The data for the equation is ni and nf.
The color of the line is determined by the energy difference between C/E and the number of hydrogen atoms.
The greater the number of atoms, the greater the intensity of the transition.
The energy change for the atom is negative because of the transition that occurs.
Students forget to use the absolute value of C/E when calculating a negative frequency.
Negative values for n or l are not appropriate because frequencies and wavelength are positive quantities.
Determine the wavelength of light absorbed by an electron transition in a hydrogen atom.
Refer to Figure 8-13 to determine which transition produces the longest wavelength line in the hydrogen spectrum.
A spectrum of emission is obtained when individual atoms in a collection of atoms are excited to different states of the atom.
The atoms relax to states of lower energy by emitting light waves.
In Figure 8-14(b), we show an alternative method in which we pass white light through a sample of atoms in their ground states and then pass the emerging light through a prism.
Figure 8-14 can help us understand how the light is absorbed by the atom.
In the case of emission, we have the numbers Ei and hn.
We have the numbers Ei + hn and hn - Ei for the Absorp tion.
The same information about the quantized energy levels of a system can be obtained by either emission or absorption spectroscopy.
Other considerations influence the choice of which technique to use.
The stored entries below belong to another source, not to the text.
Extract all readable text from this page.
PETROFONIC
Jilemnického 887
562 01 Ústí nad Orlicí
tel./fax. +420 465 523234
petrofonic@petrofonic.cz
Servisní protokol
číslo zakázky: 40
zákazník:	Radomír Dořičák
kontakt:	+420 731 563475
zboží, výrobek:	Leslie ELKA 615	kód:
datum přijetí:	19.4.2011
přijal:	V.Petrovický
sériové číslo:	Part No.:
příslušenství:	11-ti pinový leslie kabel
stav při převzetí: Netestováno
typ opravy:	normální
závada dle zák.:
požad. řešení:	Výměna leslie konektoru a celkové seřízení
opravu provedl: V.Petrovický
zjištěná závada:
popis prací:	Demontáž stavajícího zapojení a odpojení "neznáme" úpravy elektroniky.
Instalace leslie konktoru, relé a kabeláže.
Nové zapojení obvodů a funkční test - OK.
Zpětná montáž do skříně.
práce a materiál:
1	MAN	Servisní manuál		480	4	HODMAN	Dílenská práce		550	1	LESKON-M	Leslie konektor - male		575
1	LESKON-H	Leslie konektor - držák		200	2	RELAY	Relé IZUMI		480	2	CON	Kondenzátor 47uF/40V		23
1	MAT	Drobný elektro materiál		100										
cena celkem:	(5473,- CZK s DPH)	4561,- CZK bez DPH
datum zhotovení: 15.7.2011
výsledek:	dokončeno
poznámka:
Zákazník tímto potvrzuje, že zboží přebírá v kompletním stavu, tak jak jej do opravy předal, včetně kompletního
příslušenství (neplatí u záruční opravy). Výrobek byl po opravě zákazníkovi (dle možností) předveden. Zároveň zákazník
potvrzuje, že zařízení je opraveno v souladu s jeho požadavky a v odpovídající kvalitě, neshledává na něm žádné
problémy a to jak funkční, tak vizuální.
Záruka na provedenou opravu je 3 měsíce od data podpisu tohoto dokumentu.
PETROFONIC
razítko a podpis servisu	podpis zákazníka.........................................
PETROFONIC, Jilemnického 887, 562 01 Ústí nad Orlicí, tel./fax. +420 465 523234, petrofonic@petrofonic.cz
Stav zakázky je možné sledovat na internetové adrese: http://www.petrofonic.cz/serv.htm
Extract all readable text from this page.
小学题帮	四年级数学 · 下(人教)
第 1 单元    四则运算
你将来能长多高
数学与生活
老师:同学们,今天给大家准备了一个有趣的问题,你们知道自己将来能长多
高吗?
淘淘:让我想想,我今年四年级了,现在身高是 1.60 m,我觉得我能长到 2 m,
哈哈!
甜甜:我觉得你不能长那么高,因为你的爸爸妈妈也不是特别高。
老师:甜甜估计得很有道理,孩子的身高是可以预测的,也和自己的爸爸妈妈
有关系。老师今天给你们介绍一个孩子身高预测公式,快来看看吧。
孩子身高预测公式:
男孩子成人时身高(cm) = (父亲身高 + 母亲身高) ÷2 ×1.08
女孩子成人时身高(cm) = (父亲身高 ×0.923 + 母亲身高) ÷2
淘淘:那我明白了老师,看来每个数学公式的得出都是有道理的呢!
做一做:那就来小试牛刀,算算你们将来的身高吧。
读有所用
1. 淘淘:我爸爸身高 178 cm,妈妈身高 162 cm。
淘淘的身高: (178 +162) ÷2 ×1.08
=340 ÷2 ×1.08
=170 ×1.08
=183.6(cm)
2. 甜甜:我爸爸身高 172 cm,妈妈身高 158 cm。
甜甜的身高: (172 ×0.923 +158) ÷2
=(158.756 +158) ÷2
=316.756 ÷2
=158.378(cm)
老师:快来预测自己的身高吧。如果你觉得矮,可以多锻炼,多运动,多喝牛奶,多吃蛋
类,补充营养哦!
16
If the sample has a relatively small number of atoms, emission spectroscopy might be the best technique.
If sensitivity isn't an issue, absorption spectroscopy might be the best technique.
The absorption spectrum is less complicated than the emission spectrum.
An excited sample will contain atoms in a variety of states, each being able to drop down to any of several lower states.
An absorbing sample is cool and transitions can only be done from the ground state.
In absorption from cold hydrogen atoms, the Balmer series is not seen.
The energy of a photon absorbed by a hydrogen atom is just enough to remove the electron from the n level.
The energy of the free electron is zero and the atom is ionized.
The energy is dependent on the magnitude of the charges and the separation between them.
The energy of the electron ionized from a Li2+ ion in its ground state can be determined using a photon.
The electron has a different energy than the other one.
Determine the wavelength of light emitted in an electron transition from n to n.
The transition for an unknown hydrogen-like ion is 16 times more frequent than the hydrogen atom.
In the previous section, we pointed out that interpretation of atomic line spectrum was a difficult problem for classical physics and that Bohr had some success in explaining the emission spectrum for the hydrogen atom.
He was unable to explain the features of the hydrogen emission spectrum because his model was not correct.
A decade or so after Bohr's work on hydrogen, two landmark ideas stimulated a new approach to quantum mechanics.
The new quantum mechanics are considered in the next section.
Einstein suggested that light has particle-like properties, which are displayed through photons.
The wave theory of light is the best way to understand dispersion of light into a spectrum by a prism.
He was particles of matter.
He was reluctant to commit to a physical interpre velocity of meters per second, even though he had no doubt about the mass and reality of the phase wave.
He units of mass, length and length preferred to let his work stand as a formal scheme whose physical con time, which is why he left his definition of the phase wave vague in the concluding sentences of his thesis.
beams of particles, such as units kg m2 s-2 are possible if matter waves exist for small particles.
The interference pattern is observed if the distance between the objects that the waves scatter from is the same as the wavelength of the radiation.
X-rays have a wavelength of 1 A (100 pm) and are highly energetic.
The Diffraction of X-rays by metal foil demonstrated the wave properties of electrons.